Studio album by Toad the Wet Sprocket
- Released: August 27, 1991
- Recorded: January 2–27, 1991
- Studio: Granny's House in Reno, Nevada
- Genre: Alternative rock; pop rock;
- Length: 46:37
- Label: Columbia
- Producer: Gavin MacKillop

Toad the Wet Sprocket chronology
| Pale (1990) | fear (1991) | Five Live (1993) |

Singles from fear
- "Is It for Me" Released: 1991; "All I Want" Released: 1992; "Hold Her Down" Released: 1992; "Walk on the Ocean" Released: 1992; "I Will Not Take These Things for Granted" Released: 1993;

= Fear (Toad the Wet Sprocket album) =

1991 studio album by Toad the Wet Sprocket

fear is the third studio album by American alternative rock band Toad the Wet Sprocket. The album is their second album for Columbia Records, and was released on August 27, 1991. It became the first commercially successful album for the band, selling over a million copies and was certified platinum three years after release, on September 1, 1994.

The album debuted at number 49 on Billboard 200 a year after its release. Two of the album's singles peaked within the Billboard Hot 100's top 40: "All I Want" and "Walk on the Ocean", which peaked at numbers 15 and 18 on the Billboard Hot 100, respectively.

Professional ratings
Review scores
| Source | Rating |
| Allmusic | Star |

== Background ==
Toad the Wet Sprocket's first album, Bread & Circus, was financed and recorded by the band in eight days for $650 in 1989. The band sold copies of the album on cassette, eventually signing with Columbia Records after recording their second album, Pale.
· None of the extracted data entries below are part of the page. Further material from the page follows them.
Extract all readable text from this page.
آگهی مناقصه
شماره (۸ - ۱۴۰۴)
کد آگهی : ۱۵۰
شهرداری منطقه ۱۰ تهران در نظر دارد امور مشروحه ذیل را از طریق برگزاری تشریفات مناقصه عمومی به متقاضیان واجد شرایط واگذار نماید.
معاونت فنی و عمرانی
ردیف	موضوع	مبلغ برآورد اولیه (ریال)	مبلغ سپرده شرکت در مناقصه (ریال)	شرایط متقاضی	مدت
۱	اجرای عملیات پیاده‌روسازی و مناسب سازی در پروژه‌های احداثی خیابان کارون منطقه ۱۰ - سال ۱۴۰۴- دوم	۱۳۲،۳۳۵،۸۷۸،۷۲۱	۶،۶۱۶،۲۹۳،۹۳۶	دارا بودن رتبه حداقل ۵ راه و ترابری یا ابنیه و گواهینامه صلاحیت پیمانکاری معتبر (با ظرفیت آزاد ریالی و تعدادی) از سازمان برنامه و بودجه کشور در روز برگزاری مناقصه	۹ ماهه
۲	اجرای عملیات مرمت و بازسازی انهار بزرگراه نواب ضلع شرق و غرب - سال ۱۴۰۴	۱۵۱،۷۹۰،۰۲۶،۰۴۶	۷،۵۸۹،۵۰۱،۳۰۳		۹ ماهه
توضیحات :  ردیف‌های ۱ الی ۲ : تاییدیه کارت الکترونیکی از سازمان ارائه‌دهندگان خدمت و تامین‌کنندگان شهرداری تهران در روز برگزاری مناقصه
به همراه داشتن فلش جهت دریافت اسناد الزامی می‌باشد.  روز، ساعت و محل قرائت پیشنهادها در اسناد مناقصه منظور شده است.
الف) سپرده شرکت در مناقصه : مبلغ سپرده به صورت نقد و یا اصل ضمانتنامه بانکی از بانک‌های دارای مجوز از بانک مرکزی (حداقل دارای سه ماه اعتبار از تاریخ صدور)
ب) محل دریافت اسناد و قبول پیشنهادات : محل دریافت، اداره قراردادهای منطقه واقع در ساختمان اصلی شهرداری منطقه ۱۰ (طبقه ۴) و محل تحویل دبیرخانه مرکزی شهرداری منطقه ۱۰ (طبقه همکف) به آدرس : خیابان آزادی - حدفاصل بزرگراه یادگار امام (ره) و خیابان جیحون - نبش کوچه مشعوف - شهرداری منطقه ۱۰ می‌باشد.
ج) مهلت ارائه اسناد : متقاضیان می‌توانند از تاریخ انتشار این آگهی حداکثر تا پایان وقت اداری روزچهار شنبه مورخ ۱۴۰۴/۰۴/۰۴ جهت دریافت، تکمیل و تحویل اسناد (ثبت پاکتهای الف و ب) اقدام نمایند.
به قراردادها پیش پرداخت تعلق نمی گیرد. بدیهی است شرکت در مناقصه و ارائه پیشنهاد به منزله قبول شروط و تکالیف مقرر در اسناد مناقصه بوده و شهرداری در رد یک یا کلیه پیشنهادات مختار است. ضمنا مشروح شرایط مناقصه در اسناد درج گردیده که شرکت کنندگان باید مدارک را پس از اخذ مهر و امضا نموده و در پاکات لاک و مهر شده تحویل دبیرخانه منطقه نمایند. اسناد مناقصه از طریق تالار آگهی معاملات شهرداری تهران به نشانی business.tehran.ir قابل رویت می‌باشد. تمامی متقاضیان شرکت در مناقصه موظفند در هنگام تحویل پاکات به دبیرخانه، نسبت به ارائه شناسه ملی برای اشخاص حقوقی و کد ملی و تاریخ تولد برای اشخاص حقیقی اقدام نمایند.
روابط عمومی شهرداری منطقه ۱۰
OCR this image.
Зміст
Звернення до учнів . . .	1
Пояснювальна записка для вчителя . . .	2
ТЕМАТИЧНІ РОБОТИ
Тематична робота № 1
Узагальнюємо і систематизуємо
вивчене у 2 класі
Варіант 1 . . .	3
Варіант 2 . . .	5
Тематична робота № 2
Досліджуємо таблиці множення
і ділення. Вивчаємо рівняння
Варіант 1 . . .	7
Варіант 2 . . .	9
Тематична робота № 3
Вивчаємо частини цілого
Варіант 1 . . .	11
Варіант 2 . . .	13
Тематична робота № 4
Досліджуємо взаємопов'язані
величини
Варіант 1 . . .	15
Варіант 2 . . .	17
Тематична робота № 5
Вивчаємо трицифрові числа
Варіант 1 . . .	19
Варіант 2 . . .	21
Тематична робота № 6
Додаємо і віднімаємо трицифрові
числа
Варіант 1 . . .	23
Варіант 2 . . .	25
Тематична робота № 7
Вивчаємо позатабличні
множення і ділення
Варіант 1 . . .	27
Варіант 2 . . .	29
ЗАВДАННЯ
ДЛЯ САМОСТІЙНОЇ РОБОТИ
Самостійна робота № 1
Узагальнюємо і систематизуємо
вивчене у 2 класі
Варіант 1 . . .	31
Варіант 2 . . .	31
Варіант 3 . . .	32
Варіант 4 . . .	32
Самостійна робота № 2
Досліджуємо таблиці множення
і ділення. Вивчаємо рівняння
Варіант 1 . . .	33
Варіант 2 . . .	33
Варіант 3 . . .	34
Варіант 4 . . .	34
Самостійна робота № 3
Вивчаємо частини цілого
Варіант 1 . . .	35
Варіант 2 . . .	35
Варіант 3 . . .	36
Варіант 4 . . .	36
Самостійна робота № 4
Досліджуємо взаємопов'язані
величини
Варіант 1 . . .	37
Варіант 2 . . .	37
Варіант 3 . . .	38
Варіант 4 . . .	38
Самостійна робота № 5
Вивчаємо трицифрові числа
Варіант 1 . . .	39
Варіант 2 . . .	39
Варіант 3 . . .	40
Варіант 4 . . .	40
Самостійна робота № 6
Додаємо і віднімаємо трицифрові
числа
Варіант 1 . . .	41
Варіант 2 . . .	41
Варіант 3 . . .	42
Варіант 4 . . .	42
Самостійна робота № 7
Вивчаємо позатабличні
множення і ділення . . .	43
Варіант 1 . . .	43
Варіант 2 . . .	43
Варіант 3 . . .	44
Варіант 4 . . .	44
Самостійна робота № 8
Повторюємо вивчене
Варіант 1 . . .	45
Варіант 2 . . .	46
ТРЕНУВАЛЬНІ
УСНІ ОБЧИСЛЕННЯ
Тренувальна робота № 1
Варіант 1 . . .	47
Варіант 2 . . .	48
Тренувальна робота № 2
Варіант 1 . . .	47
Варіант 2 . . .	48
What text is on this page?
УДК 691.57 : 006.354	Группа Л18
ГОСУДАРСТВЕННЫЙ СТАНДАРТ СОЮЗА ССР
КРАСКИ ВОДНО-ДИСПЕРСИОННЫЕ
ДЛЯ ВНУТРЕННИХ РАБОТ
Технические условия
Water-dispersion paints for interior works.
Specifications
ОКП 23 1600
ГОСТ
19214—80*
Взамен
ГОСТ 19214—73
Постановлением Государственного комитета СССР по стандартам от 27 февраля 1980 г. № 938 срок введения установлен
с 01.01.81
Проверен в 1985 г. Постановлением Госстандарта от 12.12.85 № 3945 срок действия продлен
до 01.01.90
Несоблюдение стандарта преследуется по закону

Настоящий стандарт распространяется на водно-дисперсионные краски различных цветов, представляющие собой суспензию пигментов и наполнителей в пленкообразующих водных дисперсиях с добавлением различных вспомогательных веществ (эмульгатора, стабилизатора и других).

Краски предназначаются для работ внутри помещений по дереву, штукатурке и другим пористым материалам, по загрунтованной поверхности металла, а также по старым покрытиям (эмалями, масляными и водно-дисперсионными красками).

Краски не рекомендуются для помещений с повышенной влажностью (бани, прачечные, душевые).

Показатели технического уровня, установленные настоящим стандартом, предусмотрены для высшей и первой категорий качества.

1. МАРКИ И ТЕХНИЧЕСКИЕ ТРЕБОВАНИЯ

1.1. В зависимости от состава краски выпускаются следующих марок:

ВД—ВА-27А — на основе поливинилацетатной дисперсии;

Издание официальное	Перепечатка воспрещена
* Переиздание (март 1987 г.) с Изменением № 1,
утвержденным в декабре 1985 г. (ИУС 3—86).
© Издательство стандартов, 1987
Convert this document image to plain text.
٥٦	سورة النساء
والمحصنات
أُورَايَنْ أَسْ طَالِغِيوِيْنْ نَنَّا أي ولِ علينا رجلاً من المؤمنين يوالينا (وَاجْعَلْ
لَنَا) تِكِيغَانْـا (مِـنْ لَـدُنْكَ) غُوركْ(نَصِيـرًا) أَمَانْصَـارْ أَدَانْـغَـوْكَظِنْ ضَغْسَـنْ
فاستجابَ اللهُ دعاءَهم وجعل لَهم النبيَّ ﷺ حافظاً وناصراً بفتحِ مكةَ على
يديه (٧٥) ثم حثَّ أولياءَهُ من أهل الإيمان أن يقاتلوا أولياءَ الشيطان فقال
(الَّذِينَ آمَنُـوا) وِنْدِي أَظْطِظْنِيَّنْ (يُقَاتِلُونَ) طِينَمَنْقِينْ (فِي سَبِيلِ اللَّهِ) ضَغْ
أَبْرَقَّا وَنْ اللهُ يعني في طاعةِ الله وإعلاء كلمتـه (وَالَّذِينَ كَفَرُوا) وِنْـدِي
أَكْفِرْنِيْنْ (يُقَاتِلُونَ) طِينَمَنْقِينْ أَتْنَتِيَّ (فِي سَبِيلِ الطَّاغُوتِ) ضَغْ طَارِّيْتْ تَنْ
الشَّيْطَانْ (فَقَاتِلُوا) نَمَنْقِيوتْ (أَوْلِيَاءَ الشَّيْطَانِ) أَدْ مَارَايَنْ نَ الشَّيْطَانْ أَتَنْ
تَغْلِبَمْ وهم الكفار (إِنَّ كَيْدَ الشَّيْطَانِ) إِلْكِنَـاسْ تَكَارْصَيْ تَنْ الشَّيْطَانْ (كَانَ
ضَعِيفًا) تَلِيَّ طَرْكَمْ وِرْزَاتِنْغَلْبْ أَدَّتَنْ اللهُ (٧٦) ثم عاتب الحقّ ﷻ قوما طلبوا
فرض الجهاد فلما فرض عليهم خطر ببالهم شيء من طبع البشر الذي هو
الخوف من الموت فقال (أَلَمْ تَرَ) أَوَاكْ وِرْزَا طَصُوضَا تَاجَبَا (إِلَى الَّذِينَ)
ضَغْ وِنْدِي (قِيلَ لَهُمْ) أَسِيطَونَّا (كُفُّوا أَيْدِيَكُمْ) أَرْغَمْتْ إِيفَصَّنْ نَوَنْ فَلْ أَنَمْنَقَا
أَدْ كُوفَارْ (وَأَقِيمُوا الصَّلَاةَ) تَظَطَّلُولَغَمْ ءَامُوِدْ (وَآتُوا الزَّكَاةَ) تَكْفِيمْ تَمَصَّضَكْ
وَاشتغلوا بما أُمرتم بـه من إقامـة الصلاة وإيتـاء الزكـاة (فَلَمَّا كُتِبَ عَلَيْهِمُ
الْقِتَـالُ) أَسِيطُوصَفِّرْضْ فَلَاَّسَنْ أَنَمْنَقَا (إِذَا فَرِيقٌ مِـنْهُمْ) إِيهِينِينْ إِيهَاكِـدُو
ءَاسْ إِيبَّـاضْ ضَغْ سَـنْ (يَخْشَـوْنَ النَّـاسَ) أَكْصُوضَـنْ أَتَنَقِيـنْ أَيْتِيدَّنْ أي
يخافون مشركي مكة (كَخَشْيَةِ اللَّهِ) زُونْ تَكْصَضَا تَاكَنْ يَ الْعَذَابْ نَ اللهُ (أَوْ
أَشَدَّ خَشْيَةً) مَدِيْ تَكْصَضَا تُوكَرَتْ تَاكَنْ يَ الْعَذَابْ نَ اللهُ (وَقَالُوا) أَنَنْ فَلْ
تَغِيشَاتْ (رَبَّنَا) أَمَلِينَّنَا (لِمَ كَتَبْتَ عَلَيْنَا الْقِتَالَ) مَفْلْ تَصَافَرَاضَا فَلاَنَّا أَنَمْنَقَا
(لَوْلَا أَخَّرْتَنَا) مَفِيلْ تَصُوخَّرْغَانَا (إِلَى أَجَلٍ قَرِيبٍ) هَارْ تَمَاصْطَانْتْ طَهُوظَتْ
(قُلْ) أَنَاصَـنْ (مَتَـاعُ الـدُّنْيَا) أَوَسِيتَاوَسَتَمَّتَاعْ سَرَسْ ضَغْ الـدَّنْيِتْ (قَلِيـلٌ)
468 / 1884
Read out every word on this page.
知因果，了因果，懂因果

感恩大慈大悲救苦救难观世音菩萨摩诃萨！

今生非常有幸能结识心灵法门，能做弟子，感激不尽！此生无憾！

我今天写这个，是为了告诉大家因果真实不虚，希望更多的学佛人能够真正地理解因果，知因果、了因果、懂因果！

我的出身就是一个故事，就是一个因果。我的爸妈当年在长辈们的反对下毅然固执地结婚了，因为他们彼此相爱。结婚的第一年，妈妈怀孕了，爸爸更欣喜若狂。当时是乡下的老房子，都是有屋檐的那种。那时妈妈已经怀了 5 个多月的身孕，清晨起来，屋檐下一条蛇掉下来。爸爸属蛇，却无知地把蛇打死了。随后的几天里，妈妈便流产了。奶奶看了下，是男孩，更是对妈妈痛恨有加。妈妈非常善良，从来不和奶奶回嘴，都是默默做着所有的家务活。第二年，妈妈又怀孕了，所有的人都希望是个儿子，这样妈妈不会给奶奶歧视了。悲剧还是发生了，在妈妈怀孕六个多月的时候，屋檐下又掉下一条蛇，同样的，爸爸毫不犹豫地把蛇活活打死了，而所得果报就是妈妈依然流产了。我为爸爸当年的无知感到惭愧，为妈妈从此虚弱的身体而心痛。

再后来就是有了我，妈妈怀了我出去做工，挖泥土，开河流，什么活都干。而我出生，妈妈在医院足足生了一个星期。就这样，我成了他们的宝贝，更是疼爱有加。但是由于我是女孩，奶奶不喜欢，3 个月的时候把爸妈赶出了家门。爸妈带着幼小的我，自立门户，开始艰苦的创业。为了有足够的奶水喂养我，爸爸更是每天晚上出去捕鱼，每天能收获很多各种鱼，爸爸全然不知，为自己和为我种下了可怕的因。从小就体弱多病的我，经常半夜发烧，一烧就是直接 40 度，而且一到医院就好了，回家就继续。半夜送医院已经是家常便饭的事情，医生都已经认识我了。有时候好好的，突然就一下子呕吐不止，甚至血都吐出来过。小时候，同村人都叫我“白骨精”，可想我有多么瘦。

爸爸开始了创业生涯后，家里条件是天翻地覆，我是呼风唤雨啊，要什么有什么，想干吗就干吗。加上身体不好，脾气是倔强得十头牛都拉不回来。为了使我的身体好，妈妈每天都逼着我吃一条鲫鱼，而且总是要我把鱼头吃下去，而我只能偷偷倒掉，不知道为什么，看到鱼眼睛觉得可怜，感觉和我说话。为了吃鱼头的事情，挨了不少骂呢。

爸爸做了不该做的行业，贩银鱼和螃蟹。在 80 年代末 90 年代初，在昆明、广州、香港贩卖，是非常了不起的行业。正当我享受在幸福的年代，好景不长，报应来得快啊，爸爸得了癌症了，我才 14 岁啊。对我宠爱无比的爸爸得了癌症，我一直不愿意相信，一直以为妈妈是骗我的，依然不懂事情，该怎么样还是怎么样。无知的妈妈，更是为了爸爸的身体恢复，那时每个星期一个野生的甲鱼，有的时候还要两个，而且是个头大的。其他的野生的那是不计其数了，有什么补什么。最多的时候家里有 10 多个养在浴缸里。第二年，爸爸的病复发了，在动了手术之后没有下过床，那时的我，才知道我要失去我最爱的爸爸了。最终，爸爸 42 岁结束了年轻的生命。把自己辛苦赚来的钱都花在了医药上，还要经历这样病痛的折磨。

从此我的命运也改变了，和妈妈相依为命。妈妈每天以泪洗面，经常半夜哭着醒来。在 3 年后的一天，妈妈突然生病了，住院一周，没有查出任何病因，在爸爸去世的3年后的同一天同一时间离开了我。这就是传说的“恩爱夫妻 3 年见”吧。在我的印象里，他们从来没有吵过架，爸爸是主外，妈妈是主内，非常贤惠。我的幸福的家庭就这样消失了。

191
Despite an offer from Columbia to restart the sessions for Pale, the band decided to continue to record the album by themselves at a cost of $6,000, and re-release it with Columbia.

==Recording==
The songs for the album were recorded at Granny's House, Reno, Nevada. fear was produced, recorded and mixed by Gavin MacKillop, a role he would reprise for the band's next two releases, 1994's Dulcinea and 1997's Coil.

Columbia financed the mixing of fourteen songs for the album, with twelve to be released. The two songs left off the album, "Good Intentions" and "All in All", were both released on the 1995 rarities collection In Light Syrup, along with several other tracks recorded during the fear sessions. The band members were in disagreement over "All in All" and "All I Want", and eventually "All I Want" was chosen to complete the record.

==Track listing==

| No. | Title | Writer(s) | Length |
|---|---|---|---|
| 1. | "Walk on the Ocean" | Glen Phillips, Todd Nichols | 3:00 |
| 2. | "Is It for Me?" | Phillips, Nichols | 3:24 |
| 3. | "Butterflies" | Phillips, Nichols | 4:26 |
| 4. | "Nightingale Song" | Phillips | 2:03 |
| 5. | "Hold Her Down" | Phillips, Nichols | 3:07 |
| 6. | "Pray Your Gods" | Phillips | 5:03 |
| 7. | "Before You Were Born" | Phillips | 3:44 |
| 8. | "Something to Say" | Phillips | 4:02 |
| 9. | "In My Ear" | Phillips, Nichols | 3:10 |
| 10. | "All I Want" | Phillips | 3:17 |
| 11. | "Stories I Tell" | Phillips, Nichols | 5:35 |
| 12. | "I Will Not Take These Things for Granted" | Phillips | 5:46 |

==Personnel==
===Musicians===
- Glen Phillips – lead vocals, guitars, mandolin
- Todd Nichols – guitars, backing vocals, mandolin
- Dean Dinning – bass, backing vocals, keyboards
- Randy Guss – drums, percussion
- Laurel Franklin – spoken word, additional vocals

===Production===
- Produced by Gavin MacKillop
- Engineered by Don Evans, Gavin MacKillop & Bjorn Thorsrud
- Mixed by Gavin MacKillop

==Charts==

| Chart (1992/93) | Peak position |
|---|---|
| Australian Albums (ARIA) | 179 |
| US Billboard 200 | 49 |

==Certifications==

| Region | Certification | Certified units/sales |
| United States (RIAA) | Platinum | 1,000,000^{^} |
^{^} Shipments figures based on certification alone.